The Councils also continue to lobby MPs and Central Government for funding. They are supporting the #SaveLeisure campaign launched by Community Leisure UK urging the UK Government to commit relief funding to enable the full reopening and recovery of the public leisure sector.
Conversations continue on a daily basis about the facilities that remain closed and users are urged to keep in close contact with both Fusion and the Councils' social media feeds for updates.

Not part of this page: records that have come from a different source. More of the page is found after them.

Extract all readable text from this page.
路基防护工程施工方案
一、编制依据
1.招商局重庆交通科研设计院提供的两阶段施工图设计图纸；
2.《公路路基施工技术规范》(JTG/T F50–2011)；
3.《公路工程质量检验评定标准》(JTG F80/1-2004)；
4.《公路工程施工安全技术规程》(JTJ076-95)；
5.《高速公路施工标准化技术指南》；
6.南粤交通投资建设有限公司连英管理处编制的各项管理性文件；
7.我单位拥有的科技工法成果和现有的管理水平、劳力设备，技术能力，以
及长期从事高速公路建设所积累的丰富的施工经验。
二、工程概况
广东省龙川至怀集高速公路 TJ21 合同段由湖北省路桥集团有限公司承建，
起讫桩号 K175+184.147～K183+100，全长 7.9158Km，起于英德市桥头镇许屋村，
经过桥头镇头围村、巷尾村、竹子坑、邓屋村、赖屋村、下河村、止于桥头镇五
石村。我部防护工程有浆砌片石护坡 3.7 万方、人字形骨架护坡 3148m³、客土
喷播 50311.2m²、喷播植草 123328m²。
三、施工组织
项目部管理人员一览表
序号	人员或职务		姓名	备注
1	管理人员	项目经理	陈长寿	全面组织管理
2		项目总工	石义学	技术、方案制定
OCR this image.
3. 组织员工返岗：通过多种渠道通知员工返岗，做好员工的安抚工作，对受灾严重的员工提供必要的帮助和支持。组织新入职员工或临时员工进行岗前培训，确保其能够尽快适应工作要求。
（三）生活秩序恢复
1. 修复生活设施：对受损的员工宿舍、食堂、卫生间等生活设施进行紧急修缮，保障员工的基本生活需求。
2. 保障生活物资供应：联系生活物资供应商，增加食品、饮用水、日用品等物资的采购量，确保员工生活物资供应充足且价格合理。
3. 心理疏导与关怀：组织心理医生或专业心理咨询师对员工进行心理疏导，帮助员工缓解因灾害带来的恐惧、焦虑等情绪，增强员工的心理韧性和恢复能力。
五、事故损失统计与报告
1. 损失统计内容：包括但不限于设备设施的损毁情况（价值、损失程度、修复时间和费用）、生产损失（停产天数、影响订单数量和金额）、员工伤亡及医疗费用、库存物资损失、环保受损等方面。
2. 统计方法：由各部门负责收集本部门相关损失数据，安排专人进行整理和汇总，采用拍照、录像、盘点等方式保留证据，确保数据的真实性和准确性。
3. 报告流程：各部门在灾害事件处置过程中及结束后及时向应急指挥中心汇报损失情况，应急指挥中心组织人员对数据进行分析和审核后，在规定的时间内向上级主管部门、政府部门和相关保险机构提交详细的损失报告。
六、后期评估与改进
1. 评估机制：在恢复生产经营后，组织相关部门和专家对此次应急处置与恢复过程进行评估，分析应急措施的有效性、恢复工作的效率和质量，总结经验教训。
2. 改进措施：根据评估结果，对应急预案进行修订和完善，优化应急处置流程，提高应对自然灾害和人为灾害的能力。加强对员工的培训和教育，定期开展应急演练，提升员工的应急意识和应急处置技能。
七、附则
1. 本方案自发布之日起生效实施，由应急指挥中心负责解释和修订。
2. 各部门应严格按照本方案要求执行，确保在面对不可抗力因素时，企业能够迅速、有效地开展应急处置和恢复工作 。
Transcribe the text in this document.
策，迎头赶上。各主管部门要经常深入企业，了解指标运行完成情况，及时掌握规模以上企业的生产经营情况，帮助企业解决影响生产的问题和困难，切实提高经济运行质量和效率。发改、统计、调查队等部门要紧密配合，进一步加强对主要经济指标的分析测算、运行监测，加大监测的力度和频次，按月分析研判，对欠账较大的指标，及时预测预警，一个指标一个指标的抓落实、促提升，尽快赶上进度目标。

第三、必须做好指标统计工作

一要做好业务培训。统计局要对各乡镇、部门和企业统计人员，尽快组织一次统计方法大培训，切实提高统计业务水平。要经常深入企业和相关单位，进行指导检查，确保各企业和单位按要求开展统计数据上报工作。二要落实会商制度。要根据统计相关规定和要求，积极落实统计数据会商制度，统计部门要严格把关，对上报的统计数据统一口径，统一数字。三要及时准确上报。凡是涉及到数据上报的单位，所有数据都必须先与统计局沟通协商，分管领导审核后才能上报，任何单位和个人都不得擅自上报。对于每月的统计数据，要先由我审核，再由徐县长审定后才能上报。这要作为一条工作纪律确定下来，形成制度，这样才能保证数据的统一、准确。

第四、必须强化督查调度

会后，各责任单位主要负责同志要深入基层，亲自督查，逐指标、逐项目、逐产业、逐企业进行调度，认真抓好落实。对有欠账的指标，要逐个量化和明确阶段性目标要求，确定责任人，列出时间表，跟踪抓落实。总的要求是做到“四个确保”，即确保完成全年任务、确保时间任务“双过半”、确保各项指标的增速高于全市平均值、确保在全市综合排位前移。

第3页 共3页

South Hams, West Devon and Fusion would like to thank users for their patience and welcome their continued support.
Anthony Cawley, Director of Operations for Fusion Lifestyle Said: "We know our leisure facilities are really important for the health and well-being of the local community. We have been working in partnership with South Hams District and West Devon Borough Council to get them open again as soon as they are safe and viable to do so.
Ivybridge Leisure Centre
On Monday 3 August Ivybridge Leisure Centre opened, this included the reopening of the new six lane swimming pool with the retractable roof and sundeck, which has been recently completed, and the dry-side fitness activities and gym.
Quayside Leisure Centre
On Monday 10 August, Quayside Leisure Centre, Kingsbridge opened with just the dry-side fitness activities and the gym in the centre at Kingsbridge.
Dartmouth Leisure Centre
This centre will remain closed for the next 2 months and the current funding package from the Council will cover mothballing costs. Conversations with the Dartmouth Pool Trust are taking place with Fusion.
Totnes Leisure Centre,
Fusion are also the operator of Totnes Leisure Centre, however they are contracted by Tadpool and not the District Council, as such any decision on reopening remains between those two parties. Fusion have agreed to open the full centre on 1st September, Tadpool Trust have provided mothball costs for July and start costs to open the centre, with ongoing financial input up until March'21 to the value of £79k
Parklands Leisure Centre,
On Monday 17 August Parklands Leisure Centre, Okehampton opened with dry activities and wet to follow later in the week
Meadowlands Leisure Centre,
Tavistock will remain closed for the next 2 months.